The backers of the James Price Point gas hub in the Kimberley face real challenges getting support where it is really needed.
DON Voelte and Colin Barnett must have been relieved men last Friday, after native title claimants in Broome voted to support development of a gas-processing precinct just north of the town at James Price Point.
The vote was a major milestone in the long journey needed to get the project off the ground.
There is a long way to go yet, and no guarantee the project will gain the critical environmental approval it needs in Canberra.
Nor is there any guarantee it will win majority support from the residents of Broome, or from the current joint venture partners.
Mr Voelte, as Woodside Petroleum chief executive, and the premier have championed the development of James Price Point.
It is designed to be a gas-processing hub that will support the development of the giant gas fields located off the Kimberley coast.
First cab off the rank is due to be the Browse Basin project, which is half-owned by, and operated by, Woodside.
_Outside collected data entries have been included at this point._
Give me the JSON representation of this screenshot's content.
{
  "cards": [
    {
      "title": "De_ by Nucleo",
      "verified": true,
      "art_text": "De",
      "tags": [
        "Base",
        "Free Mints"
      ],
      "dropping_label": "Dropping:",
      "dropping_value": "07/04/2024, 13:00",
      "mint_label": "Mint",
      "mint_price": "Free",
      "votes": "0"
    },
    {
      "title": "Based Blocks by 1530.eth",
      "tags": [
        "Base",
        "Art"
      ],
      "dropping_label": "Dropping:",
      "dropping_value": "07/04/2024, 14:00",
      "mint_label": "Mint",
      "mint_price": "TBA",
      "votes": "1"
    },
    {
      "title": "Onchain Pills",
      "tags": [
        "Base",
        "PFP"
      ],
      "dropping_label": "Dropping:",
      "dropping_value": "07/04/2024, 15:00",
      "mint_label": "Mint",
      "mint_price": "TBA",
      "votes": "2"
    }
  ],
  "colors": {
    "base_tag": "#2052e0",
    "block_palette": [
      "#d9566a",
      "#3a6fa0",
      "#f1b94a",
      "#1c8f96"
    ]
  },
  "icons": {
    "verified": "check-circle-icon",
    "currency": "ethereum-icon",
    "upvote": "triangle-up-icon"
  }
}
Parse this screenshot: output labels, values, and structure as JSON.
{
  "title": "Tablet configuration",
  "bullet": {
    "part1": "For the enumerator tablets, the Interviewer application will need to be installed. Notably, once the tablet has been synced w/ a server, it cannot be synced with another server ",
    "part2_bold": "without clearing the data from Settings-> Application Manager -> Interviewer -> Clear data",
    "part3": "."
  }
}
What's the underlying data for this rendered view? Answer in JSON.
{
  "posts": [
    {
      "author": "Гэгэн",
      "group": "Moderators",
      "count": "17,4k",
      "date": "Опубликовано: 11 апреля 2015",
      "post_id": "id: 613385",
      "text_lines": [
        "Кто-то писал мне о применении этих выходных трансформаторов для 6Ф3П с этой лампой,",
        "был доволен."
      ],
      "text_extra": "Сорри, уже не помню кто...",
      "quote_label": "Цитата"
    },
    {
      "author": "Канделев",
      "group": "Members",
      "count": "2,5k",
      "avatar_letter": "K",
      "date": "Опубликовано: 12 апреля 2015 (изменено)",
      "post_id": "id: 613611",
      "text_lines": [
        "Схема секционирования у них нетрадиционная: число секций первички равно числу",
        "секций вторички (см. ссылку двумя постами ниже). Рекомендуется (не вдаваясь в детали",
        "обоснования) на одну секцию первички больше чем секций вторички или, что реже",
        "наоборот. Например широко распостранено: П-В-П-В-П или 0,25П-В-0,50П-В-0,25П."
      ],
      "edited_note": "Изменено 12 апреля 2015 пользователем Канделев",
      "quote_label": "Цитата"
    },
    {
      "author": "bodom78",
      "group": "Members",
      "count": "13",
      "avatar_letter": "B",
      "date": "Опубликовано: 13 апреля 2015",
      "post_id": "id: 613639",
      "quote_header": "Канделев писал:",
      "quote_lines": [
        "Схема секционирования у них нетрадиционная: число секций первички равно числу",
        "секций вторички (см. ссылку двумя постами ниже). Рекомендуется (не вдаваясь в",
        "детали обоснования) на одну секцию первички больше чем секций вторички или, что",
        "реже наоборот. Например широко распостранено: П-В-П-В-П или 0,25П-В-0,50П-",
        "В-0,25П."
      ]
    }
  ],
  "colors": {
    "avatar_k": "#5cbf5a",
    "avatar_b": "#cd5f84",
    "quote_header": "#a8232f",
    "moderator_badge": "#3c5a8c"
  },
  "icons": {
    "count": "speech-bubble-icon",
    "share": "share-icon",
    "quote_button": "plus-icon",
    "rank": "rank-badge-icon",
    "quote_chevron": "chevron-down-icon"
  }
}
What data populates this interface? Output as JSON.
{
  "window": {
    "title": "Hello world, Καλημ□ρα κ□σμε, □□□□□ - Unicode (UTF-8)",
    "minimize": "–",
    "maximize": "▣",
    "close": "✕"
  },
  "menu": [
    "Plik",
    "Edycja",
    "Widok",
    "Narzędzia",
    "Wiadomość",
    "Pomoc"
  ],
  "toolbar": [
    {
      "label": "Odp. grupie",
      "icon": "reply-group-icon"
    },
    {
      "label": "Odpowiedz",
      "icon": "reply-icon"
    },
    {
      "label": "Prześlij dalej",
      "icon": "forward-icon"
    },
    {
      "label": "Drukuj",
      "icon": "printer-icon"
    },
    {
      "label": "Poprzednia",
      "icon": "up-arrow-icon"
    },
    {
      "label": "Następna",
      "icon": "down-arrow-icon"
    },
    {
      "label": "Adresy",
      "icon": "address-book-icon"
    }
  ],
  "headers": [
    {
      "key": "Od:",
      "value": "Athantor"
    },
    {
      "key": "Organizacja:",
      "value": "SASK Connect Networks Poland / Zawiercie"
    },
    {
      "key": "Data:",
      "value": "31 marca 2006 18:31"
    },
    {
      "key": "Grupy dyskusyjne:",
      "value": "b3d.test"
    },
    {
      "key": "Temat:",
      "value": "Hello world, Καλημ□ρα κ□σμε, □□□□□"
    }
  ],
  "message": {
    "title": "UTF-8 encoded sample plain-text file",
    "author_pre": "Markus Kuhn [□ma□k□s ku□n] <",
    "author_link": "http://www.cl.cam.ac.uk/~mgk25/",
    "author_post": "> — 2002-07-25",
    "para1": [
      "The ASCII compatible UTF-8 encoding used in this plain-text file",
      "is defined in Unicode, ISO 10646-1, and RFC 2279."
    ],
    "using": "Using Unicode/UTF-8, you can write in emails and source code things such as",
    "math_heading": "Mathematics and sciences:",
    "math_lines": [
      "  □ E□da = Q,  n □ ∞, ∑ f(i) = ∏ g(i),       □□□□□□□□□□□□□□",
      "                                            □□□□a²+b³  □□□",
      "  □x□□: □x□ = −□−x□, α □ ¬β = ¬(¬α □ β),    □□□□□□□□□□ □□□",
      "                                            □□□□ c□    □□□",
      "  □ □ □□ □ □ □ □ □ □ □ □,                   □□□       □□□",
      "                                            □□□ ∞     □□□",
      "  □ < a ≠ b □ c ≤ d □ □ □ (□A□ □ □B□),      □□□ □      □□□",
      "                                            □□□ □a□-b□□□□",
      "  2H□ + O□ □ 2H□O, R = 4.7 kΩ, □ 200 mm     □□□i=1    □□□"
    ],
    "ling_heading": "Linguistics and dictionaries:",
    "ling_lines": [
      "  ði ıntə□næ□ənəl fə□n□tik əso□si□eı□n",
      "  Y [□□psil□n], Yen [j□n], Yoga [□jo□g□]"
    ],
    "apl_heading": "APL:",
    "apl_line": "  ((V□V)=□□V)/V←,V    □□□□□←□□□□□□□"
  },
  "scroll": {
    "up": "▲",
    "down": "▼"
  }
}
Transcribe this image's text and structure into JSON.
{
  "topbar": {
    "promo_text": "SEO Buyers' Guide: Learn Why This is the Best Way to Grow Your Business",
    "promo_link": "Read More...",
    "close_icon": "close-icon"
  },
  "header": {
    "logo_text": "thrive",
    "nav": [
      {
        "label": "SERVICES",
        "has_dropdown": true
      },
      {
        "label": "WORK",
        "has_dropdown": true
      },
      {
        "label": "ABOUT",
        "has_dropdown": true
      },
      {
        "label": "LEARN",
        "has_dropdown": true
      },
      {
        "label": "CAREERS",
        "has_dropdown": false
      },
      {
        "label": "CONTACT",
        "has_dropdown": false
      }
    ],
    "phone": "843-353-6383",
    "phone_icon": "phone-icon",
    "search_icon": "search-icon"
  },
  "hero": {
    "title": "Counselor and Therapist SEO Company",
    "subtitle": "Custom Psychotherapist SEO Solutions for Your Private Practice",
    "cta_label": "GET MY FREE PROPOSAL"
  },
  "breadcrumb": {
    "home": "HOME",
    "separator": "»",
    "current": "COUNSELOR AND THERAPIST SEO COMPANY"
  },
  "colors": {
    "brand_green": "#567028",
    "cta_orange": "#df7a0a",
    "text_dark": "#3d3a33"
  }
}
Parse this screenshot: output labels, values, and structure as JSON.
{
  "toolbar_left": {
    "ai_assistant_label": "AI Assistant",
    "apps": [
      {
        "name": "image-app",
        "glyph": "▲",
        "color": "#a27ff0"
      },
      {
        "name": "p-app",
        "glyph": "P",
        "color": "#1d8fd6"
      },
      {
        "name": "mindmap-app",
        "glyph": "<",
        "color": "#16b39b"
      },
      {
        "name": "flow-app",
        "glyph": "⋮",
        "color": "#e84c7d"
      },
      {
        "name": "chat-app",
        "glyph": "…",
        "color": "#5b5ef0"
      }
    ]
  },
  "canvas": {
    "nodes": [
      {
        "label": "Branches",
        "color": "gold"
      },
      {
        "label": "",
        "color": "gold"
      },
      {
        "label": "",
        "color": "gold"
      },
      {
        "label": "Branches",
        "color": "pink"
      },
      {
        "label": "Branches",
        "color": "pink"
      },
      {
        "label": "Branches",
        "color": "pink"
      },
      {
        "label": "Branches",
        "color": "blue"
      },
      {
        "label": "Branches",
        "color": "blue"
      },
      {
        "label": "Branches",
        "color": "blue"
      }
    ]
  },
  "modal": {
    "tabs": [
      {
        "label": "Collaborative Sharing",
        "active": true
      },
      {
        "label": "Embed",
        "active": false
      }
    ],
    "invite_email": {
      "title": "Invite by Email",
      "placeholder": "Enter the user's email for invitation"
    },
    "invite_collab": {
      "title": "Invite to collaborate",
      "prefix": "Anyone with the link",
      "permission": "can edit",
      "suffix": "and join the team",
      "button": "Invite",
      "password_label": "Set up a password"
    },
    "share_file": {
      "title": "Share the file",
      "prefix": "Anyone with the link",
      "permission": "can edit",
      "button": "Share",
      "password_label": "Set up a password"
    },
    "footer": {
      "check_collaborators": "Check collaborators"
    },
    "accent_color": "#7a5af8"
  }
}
At this stage it is unclear which, if any, other project will follow, though Mr Barnett keeps on trying to lure Japanese company Inpex, which is developing the Ichthys project.
Inpex had planned to bring the gas ashore on the Kimberley coast but, after getting mired in long delays, chose instead to pipe the gas to Darwin, which already has an established gas-processing precinct.
Getting Inpex and its new partner, French company Total, to turn their backs on Darwin would be a major coup for Mr Barnett.
But first he has to get James Price Point under way, and to do that he needs to head off a coalition of environmental, tourism and community interests.
Many locals are unsettled by the project; they are concerned about the impact a giant industrial project and a massive construction workforce will have on the charm and social fabric of their community.
The tourist industry is concerned that giant liquefied natural gas (LNG) plants, plus multiple LNG tankers and service boats will detract from the region’s appeal.
Within the indigenous community there remains substantial opposition, evidenced by the 164 to 108 vote last Friday, and continued legal challenges.
But arguably the biggest hurdle facing supporters of the project is opposition from environmentalists, who liken their campaign to the successful fight against Gunns’ proposed pulp mill in Tasmania.
With prominent business executive turned environmental campaigner Geoff Cousins leading the charge, and support from the Greens and celebrities such as Missy Higgins and John Butler, Environment Minister Tony Burke will be under enormous pressure when he rules on the project.
With the federal government flip-flopping on many issues, it’s hard to know which way the minster will go.
Advocates of the project need to highlight the enormous benefits that will flow.
That should start with the package of benefits that will go to the local indigenous community over the life of the project, valued at $1 billion by Woodside and $1.5 billion by the state government.
This will include funds to establish businesses, build homes and boost education; and provide training programs, direct employment and contracting opportunities.
Mr Barnett said on Friday there would be a commensurate expansion of benefits if other LNG proponents take up land in the precinct.
In terms of employment and business opportunities, the proponents could do more to explain how they will generate sustainable and manageable opportunities.
If the project simply creates a short-term construction boom that causes economic dislocation, then brings in hundreds of fly-in, fly-out workers to operate the plant, the locals will be understandably unimpressed.
In regard to environmental impact, the backers of the project need to demonstrate the highly concentrated impact of the gas plant in what is a vast region.
Mr Barnett is sensitive to this issue, stating on Friday that James Price Point will be the only site used for onshore processing of gas in the Kimberley, adding that: “the Kimberley will not become an industrial site for heavy industry”.
Another big uncertainty is the stance of Woodside’s joint venture partners, including BHP Billiton, Chevron and Shell, which have plenty of other growth opportunities on their plate.
Like many others, it appears that they also remain to be convinced.